Dopo l’esordio con Fanucci, infatti, viene ripresa da Mondadori e pubblicata come Urania nei Millemondi con il titolo “La figlia del Drago di Ferro”, per poi sparire e tornare per un ultima volta grazie a Mercurio Edizioni a Novembre 2024.
Ma cosa succede mai in questo libro?
La storia comincia con Jane, una bambina umana rapita dagli elfi e costretta a lavorare nella fabbrica di draghi biomeccanici a vapore. Le condizioni di vita sono atroci, e la ragazza, circondata da strane e assurde creature, pare destinata a un’esistenza brutale. Pian piano comincia a rendersi conto che una possibilità di fuga esiste, anche grazie all’incontro con Melanchthon, un drago di metallo scartato e arrugginito.
Se la vita in fabbrica ricorda quasi un isola che non c’è finita in male, dopo la sua fuga Jane non tornerà nel mondo umano, ma continuerà a vivere nel mondo fatato, che è molto più complesso e allucinante di quanto ci si aspettasse e vivrà nascondendosi nella cabina del drago, tra la scuola e piccoli furtarelli al centro commerciale li vicino. Completamente assoggettata alla volontà del drago, Jane se ne libera nel momento in cui diventa padrona del suo corpo ed esce dall’adolescenza per entrare nell’età adulta.
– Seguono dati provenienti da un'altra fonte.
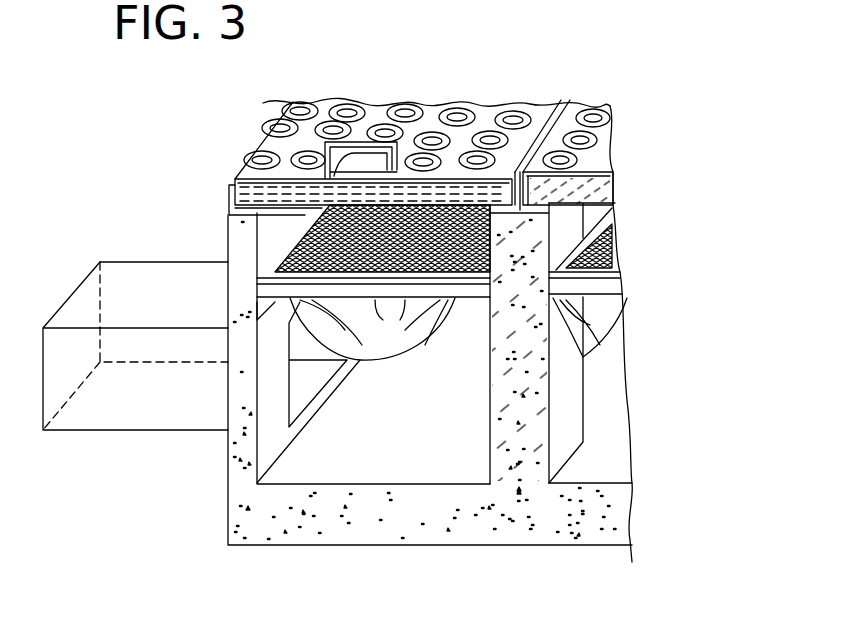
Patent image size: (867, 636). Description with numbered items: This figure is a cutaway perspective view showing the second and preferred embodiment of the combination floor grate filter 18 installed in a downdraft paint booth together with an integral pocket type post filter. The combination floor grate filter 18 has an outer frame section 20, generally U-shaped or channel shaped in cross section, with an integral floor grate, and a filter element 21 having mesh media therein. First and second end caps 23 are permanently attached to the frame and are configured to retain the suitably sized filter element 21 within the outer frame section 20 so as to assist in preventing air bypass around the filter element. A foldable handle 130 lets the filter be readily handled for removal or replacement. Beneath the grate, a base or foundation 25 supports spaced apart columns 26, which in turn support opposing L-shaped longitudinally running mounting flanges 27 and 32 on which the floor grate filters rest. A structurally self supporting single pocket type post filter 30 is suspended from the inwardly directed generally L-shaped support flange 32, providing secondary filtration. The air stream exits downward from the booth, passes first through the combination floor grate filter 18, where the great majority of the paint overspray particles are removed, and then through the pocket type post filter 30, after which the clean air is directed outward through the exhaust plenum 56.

The combination floor grate filter (second embodiment) 18 is at (250, 113).
The outer frame section 20 is at (240, 158).
The filter element 21 is at (246, 196).
The mounting flange 27 is at (230, 217).
The foldable handle 130 is at (363, 107).
The end cap 23 is at (603, 186).
The support flange 32 is at (556, 301).
The pocket type post filter 30 is at (463, 286).
The column 26 is at (490, 435).
The base or foundation 25 is at (392, 530).
The exhaust plenum 56 is at (175, 420).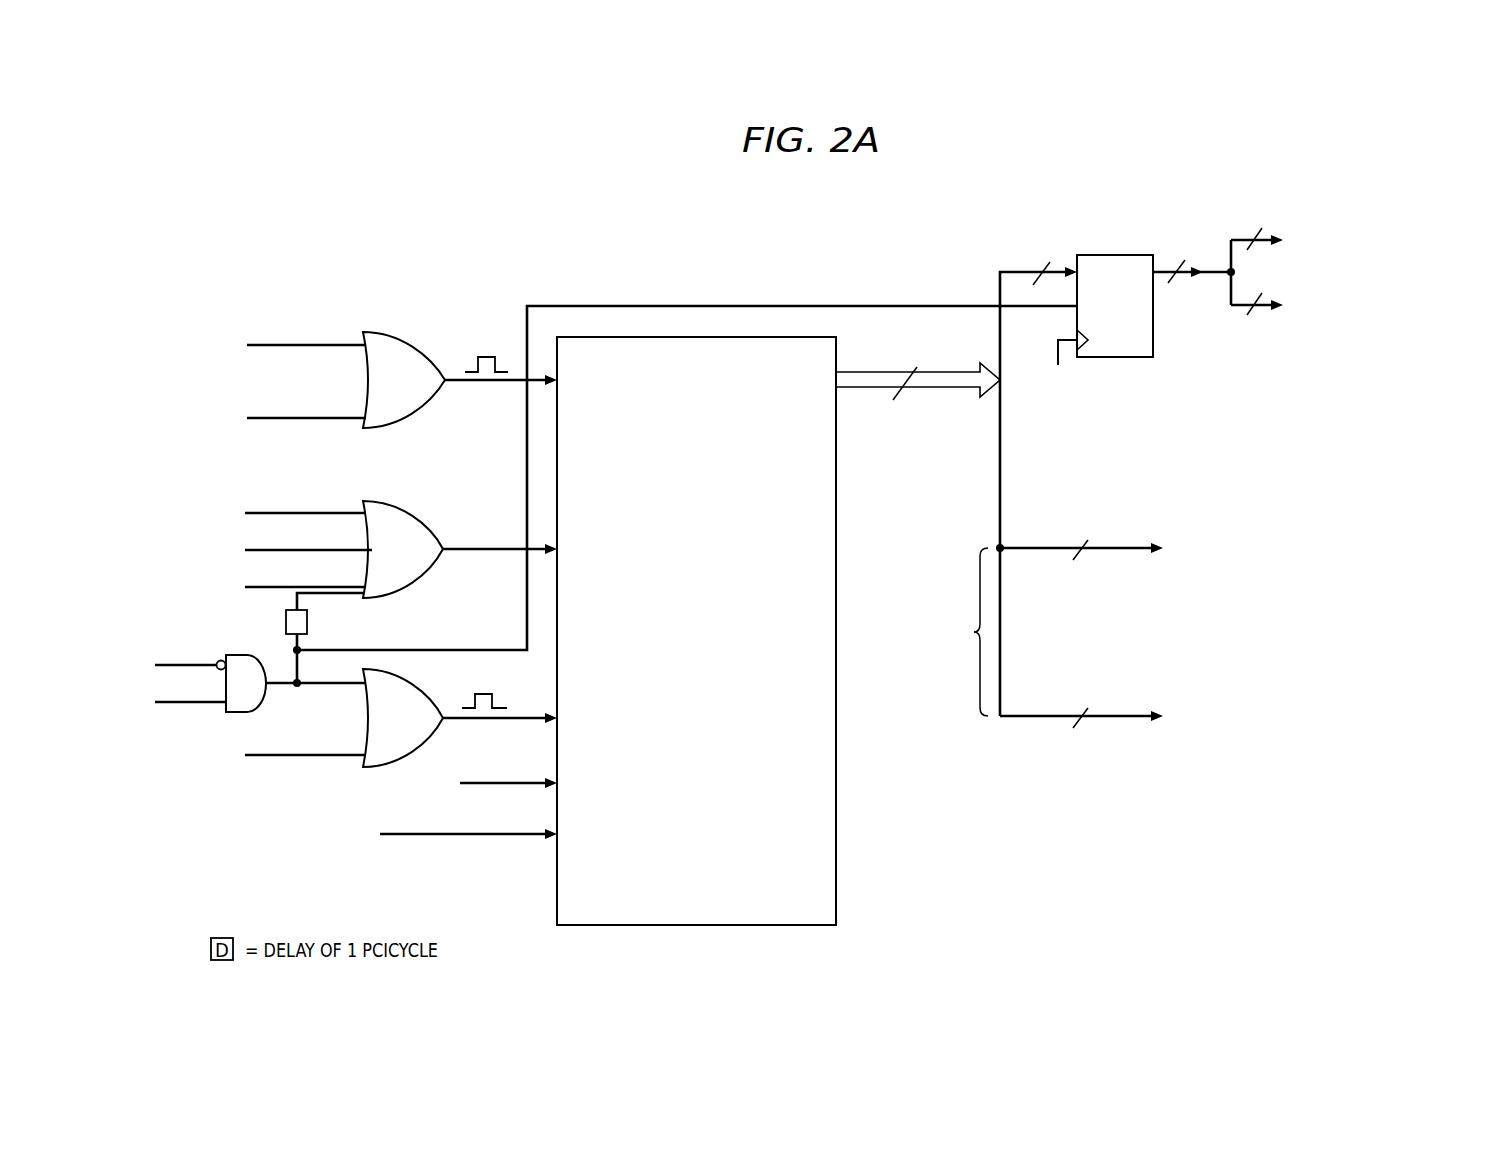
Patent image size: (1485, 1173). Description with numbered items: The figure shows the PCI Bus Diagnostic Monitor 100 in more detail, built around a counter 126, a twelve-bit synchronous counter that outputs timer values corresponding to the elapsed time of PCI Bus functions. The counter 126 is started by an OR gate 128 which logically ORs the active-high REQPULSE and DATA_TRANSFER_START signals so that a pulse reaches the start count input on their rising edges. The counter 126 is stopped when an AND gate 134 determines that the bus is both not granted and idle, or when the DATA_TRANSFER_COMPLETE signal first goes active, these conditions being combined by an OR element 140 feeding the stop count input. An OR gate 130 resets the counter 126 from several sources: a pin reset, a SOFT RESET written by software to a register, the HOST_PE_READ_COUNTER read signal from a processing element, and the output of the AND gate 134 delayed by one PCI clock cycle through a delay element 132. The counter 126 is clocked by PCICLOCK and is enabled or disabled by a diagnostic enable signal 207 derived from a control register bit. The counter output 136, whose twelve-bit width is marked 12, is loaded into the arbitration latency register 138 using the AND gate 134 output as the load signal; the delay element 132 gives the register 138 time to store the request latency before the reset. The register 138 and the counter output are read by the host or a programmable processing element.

The PCI Bus Diagnostic Monitor 100 is at (832, 221).
The OR gate 128 is at (410, 343).
The OR gate 130 is at (410, 512).
The delay element 132 is at (308, 622).
The AND gate 134 is at (233, 655).
The OR element 140 is at (410, 680).
The counter 126 is at (693, 927).
The counter output bus 136 is at (945, 390).
The arbitration latency register 138 is at (1153, 343).
The diagnostic enable signal 207 is at (462, 837).
The bus width indicator 12 is at (1154, 453).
L’ultimo atto della sua storia si svolge in un università folle, collegata da ascensori pazzi a una realtà ancora piu assurda e violenta che la guiderà verso la fuga finale, quella definitiva. Se riuscirà a tornare nel mondo umano o no, ve lo lascio scoprire leggendolo.
Infanzia – adolescenza e maturità , sono queste le tre fasi che Jane attraversa nel suo tentativo di ritornare nel mondo umano, e in ogni momento si ritroverà le stesse persone, con facce e nomi diversi ma pur sempre loro.
Tre parti e tre (almeno) diverse pubblicazioni per un libro che non accoglie e non accompagna per mano ma anzi, rischia di respingere chi preferisce mappe e word building chiari e ordinati.
Se non temete i changelling e i faries inglesi, se volete un libro diverso da tutto quello che potreste leggere adesso e che sia sporco, crudele e impossibile da classificare in un etichetta chiusa, ma che vi costringa a pensare, ad andare oltre allora è sicuramente la lettura che fa per voi. Ma non dovrete avere paura di perdervi o i cancelli del sogno si chiuderanno dietro di voi per sempre.